If all individuals below a limit g of BMD would be carried to the BMD value equal to g and the other individuals are unchanged, then how would the risk change? First we can note that t(g) = (g − E[BMD])/σ. The calculated risk is

$$ h \cdot \exp \,( - \log (GR) \cdot t(g) - (\log ({\text{GR}}))^{2} /2) \cdot \int\limits_{ - \infty }^{t(g)} {\frac{1}{{\sqrt {2 \cdot \pi } }} \cdot \exp ( - t^{2} /2){\text{d}}t + } $$

$$ h \cdot \int\limits_{t(g)}^{\infty } {\frac{1}{{\sqrt {2 \cdot \pi } }} \cdot \exp \,( - \log ({\text{GR}}) \cdot t - (\log } (GR))^{2} /2) \cdot \exp \,( - t^{2} /2)dt $$

The second term equals

$$ h \cdot \int\limits_{t(g)}^{\infty } {\frac{1}{{\sqrt {2 \cdot \pi } }} \cdot \exp \,( - \frac{1}{2} \cdot (t + \log \,(GR))^{2} ){\text{d}}t} $$

That implies that the risk (the hazard function) is

$$ {\text{h}} \cdot \{ { \exp }( - { \log }\,\left( {\text{GR}} \right) \cdot t\left( g \right) - \left( {{ \log }\,\left( {\text{GR}} \right)} \right)^{ 2} / 2) \cdot \Upphi \left( {t\left( g \right)} \right) \, + { 1 } - \Upphi \left( {t\left( g \right) + { \log }\,\left( {\text{GR}} \right)} \right)\} $$

(3)

where Φ is the standardized normal distribution function.

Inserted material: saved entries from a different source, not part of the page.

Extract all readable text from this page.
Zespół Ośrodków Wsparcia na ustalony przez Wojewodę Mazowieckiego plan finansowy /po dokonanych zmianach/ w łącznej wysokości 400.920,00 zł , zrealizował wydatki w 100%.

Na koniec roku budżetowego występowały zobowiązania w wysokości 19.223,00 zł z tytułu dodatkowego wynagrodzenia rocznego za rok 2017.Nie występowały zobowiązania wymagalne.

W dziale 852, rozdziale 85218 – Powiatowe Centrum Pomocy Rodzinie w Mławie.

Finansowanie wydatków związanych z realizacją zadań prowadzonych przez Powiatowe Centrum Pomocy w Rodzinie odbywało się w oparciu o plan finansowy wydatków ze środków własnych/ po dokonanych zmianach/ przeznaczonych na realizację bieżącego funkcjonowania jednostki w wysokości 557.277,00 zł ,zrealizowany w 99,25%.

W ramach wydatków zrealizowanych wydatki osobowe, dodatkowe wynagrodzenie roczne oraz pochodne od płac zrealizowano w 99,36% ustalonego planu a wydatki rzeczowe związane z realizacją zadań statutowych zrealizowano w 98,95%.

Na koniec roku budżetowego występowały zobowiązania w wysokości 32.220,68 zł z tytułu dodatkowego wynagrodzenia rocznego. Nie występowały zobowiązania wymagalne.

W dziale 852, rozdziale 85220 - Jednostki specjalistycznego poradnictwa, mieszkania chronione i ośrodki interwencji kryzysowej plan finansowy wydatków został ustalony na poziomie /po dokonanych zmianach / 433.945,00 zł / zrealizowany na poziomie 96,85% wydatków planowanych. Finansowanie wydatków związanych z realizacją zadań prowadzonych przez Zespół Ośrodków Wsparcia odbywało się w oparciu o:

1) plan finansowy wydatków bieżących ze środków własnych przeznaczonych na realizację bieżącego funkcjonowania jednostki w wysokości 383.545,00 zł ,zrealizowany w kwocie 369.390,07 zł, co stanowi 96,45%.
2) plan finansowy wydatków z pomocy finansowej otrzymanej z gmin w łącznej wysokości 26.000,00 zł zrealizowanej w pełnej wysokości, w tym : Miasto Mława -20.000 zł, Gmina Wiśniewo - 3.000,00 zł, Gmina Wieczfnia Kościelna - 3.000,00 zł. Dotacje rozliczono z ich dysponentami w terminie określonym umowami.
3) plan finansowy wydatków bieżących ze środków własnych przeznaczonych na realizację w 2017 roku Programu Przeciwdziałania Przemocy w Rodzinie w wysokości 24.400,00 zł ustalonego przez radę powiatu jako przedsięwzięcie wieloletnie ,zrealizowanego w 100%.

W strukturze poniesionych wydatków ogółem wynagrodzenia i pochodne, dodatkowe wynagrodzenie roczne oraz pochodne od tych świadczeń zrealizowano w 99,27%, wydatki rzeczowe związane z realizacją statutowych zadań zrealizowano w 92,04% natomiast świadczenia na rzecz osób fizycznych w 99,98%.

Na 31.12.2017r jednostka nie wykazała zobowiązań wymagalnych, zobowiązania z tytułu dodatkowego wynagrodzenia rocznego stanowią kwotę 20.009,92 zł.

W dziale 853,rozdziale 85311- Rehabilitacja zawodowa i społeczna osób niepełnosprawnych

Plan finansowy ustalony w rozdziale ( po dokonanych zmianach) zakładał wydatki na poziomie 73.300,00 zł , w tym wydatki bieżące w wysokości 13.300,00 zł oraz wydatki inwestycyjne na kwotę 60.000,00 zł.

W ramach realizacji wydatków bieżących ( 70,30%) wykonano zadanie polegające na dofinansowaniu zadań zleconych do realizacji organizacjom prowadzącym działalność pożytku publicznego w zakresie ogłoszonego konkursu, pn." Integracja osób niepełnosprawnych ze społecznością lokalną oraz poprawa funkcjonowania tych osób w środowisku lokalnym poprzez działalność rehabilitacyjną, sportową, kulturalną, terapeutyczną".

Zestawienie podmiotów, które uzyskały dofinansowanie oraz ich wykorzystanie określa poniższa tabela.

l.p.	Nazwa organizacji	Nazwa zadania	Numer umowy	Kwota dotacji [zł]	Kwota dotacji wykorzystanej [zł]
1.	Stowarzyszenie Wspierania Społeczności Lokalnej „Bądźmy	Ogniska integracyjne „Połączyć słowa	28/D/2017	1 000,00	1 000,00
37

The factor with which h is multiplied in equation (3) was calculated for the different gradients given in Johnell et al. [21] and the limit g = 0.558 g/cm².

We note that

$$ t\left( g \right) \, = \, \left( {g - E\left[ {\text{BMD}} \right]} \right)/\sigma $$

The mean value E[BMD] and the standard deviation σ vary by age and sex. The limit 0.558 fulfils Φ(t(0.558)) = 0.0062, when the mean and standard deviation equals that of women in the age interval 20–29 years. The limit corresponds to 2.5 SD below the mean of women 20–29 years of age.